2. Understand luxury customer service. In aesthetic medicine, Dr. Mosser says, “We’re not just in the service industry - we’re in the luxury service industry.” Luxury service providers charge more, he says, because they are extremely good at anticipating customers’ needs.

“The core of luxury service is that through your approach, actions and philosophy, you’re communicating to patients in many verbal and nonverbal ways that their priorities are at least as important to you as they are to them,” he says.

When the iPhone debuted, “It was an extremely expensive device. But people could very quickly justify that luxury” because the device seemed to be designed in concert with their priorities, and to fulfill needs they often didn't know they had. “If you can effectively communicate to patients that you take their priorities to heart to the point that they feel they can offload their worries to you, that’s what people pay for in luxury service,” he says.

3. Spend wisely. It’s rare for a medical practice to run out of money, as many tech startups do, Dr. Mosser says. But medical practices commonly hamper their own health by ignoring basic concepts such as overhead and margins.
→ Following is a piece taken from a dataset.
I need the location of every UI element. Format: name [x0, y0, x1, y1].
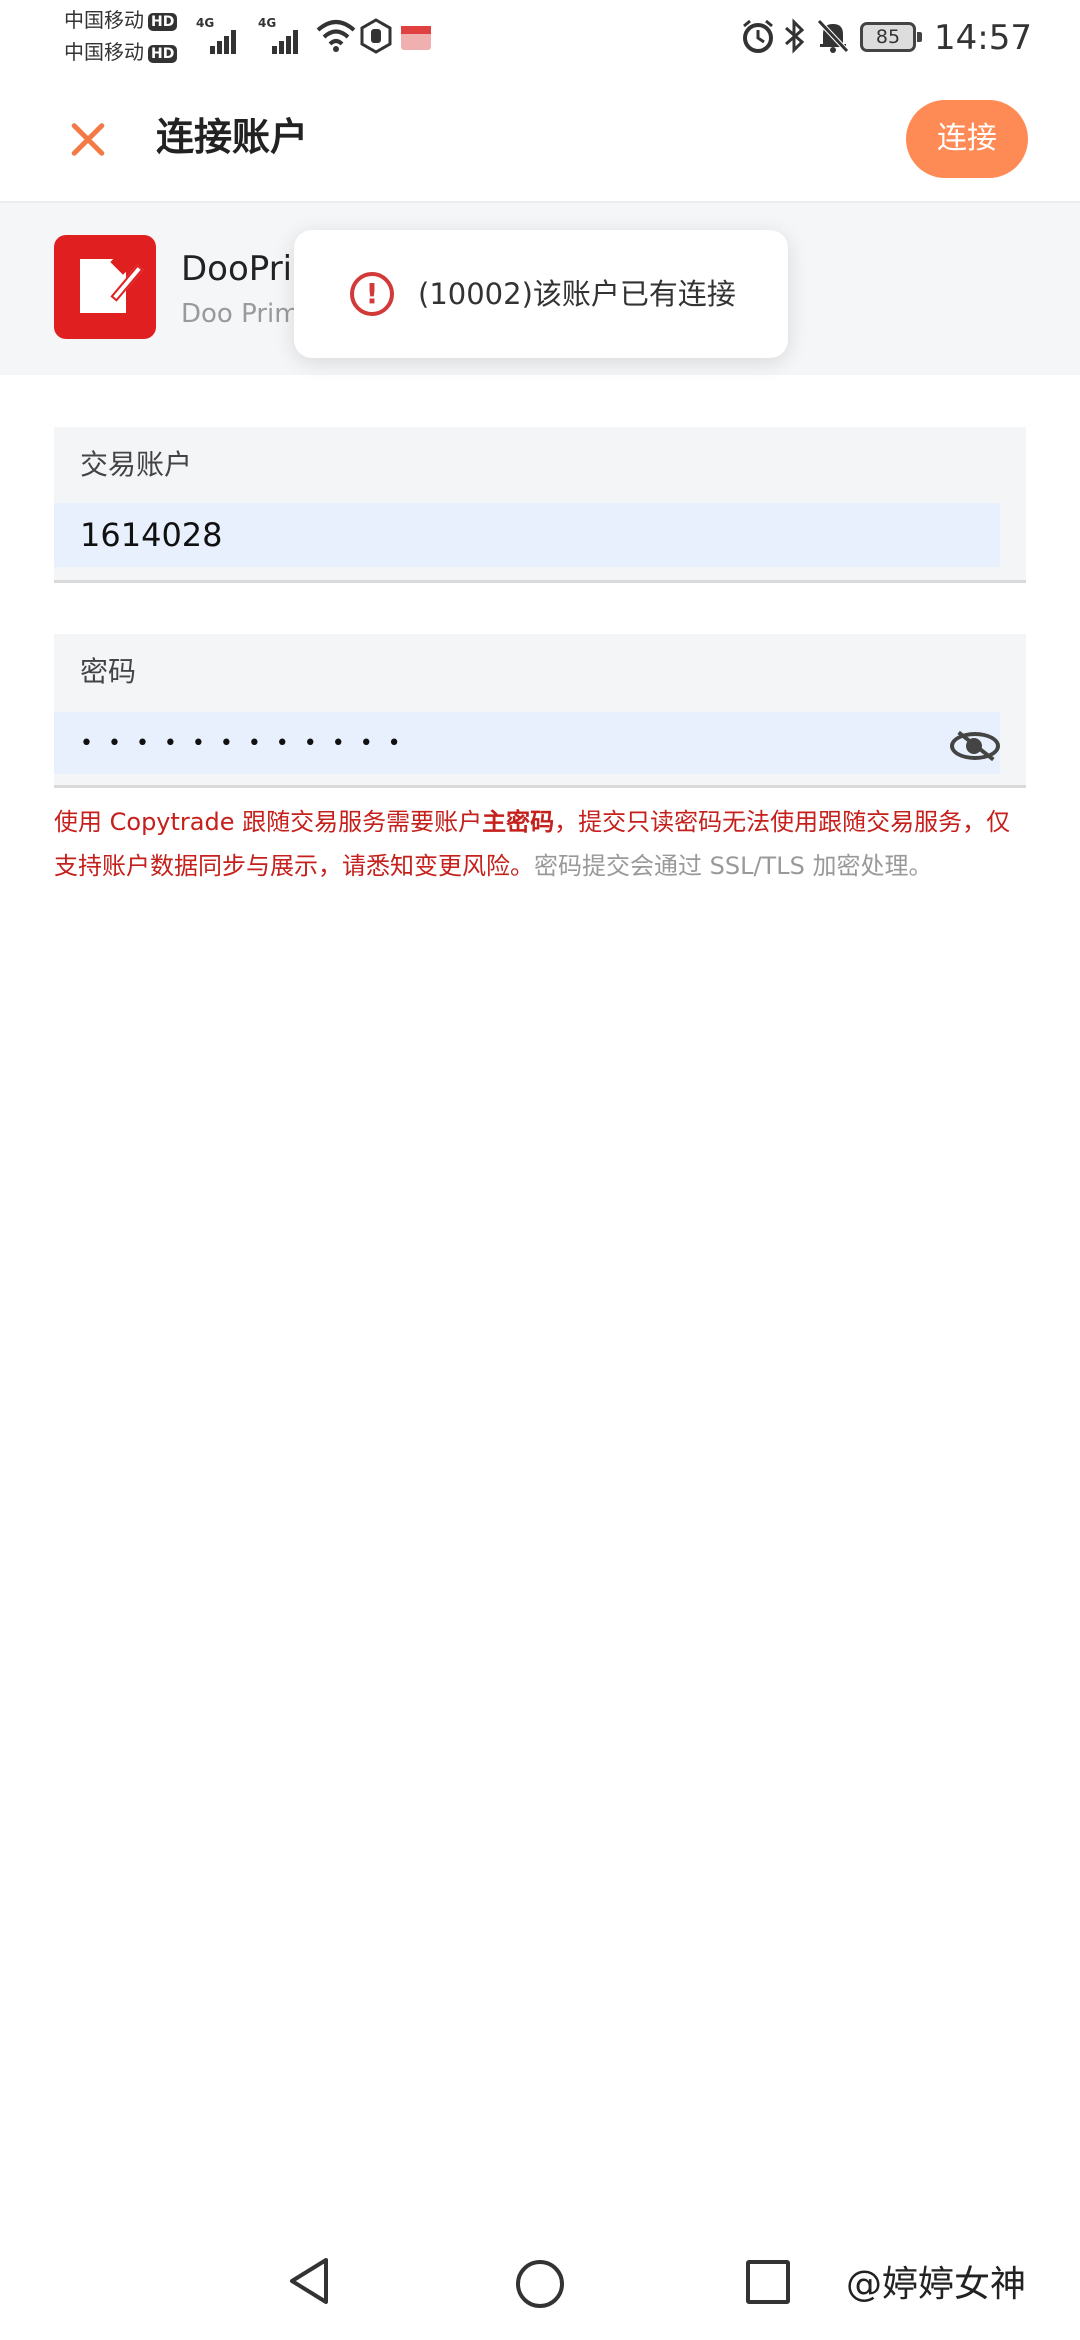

Because physicians often lack training regarding these business basics, he says, “Maybe take a bookkeeping course; learn to read a balance sheet; understand that there’s often a big difference between a sales representative’s claims” and the profitability of a device or treatment once one has factored in all costs - such as advertising to acquire new patients, and training staff to perform the procedure.

Disclosures: This article grew out of information Dr. Mosser originally presented at Cosmetic Boot Camp University, Nov. 9, 2013, Los Angeles. Dr. Mosser is a consultant for Merz and a Suneva stockholder.